Let $\mathbb{C}^{\mathbb{C}}$ be the D3093: Set of functions from $\mathbb{C}$ to $\mathbb{C}$.
Let $r : \mathbb{N} \to \mathbb{C}$ be a D339: Complex sequence.
The complex power series with respect to $r$ and $z_0 \in \mathbb{C}$ is the D62: Sequence $$\begin{equation} \mathbb{N} \to \mathbb{C}^{\mathbb{C}}, \quad N \mapsto \left( z \mapsto \sum_{n = 0}^N r_n (z - z_0)^n \right) \end{equation}$$

Let $\mathbb{C}^{\mathbb{C}}$ be the D3093: Set of functions from $\mathbb{C}$ to $\mathbb{C}$.
Let $r : \mathbb{N} \to \mathbb{C}$ be a D339: Complex sequence.

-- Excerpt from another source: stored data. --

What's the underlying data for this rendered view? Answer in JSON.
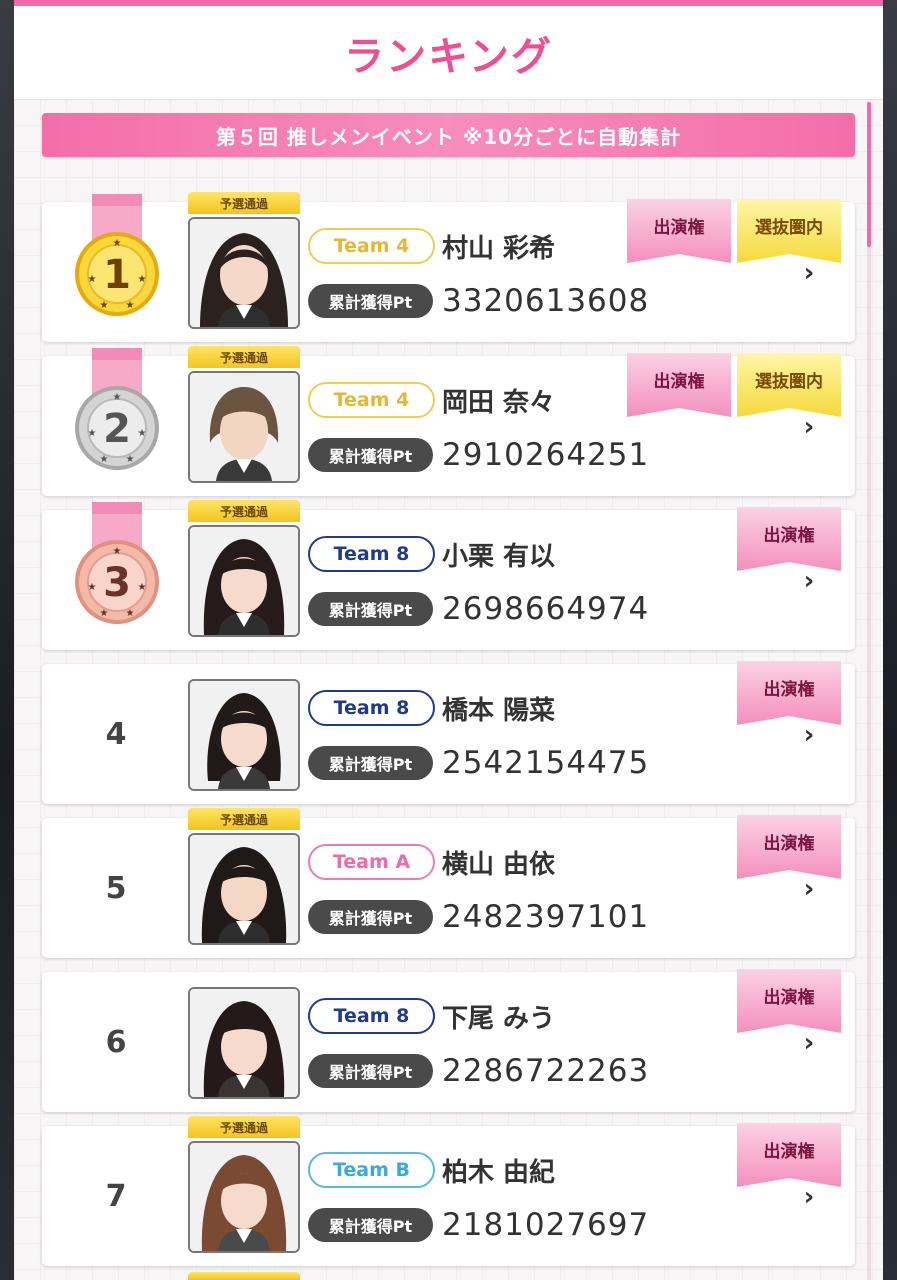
{
  "header": {
    "title": "ランキング"
  },
  "event": {
    "banner": "第５回 推しメンイベント ※10分ごとに自動集計"
  },
  "labels": {
    "prelim": "予選通過",
    "pt_label": "累計獲得Pt",
    "badge_stage": "出演権",
    "badge_selected": "選抜圏内"
  },
  "colors": {
    "accent": "#ee4f91",
    "banner": "#f36ea8",
    "medal_gold": "#f4cd2a",
    "medal_silver": "#c9c9c9",
    "medal_bronze": "#f3b4a6"
  },
  "rankings": [
    {
      "rank": "1",
      "team": "Team 4",
      "name": "村山 彩希",
      "points": "3320613608"
    },
    {
      "rank": "2",
      "team": "Team 4",
      "name": "岡田 奈々",
      "points": "2910264251"
    },
    {
      "rank": "3",
      "team": "Team 8",
      "name": "小栗 有以",
      "points": "2698664974"
    },
    {
      "rank": "4",
      "team": "Team 8",
      "name": "橋本 陽菜",
      "points": "2542154475"
    },
    {
      "rank": "5",
      "team": "Team A",
      "name": "横山 由依",
      "points": "2482397101"
    },
    {
      "rank": "6",
      "team": "Team 8",
      "name": "下尾 みう",
      "points": "2286722263"
    },
    {
      "rank": "7",
      "team": "Team B",
      "name": "柏木 由紀",
      "points": "2181027697"
    }
  ]
}
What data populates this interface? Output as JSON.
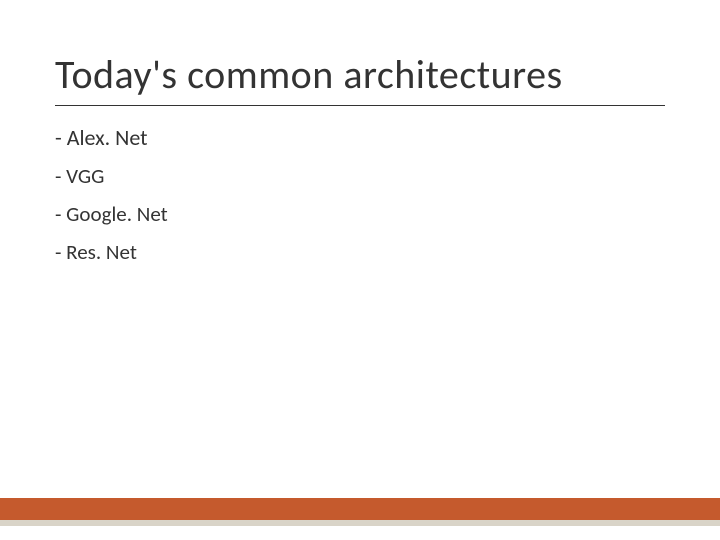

The complex power series with respect to $r$ and $z_0 \in \mathbb{C}$ is the D62: Sequence $$\begin{equation} \mathbb{N} \to \mathbb{C}^{\mathbb{C}}, \quad N \mapsto \left( f_N : \mathbb{C} \to \mathbb{C}, \quad f_N(z) = \sum_{n = 0}^N r_n (z - z_0)^n \right) \end{equation}$$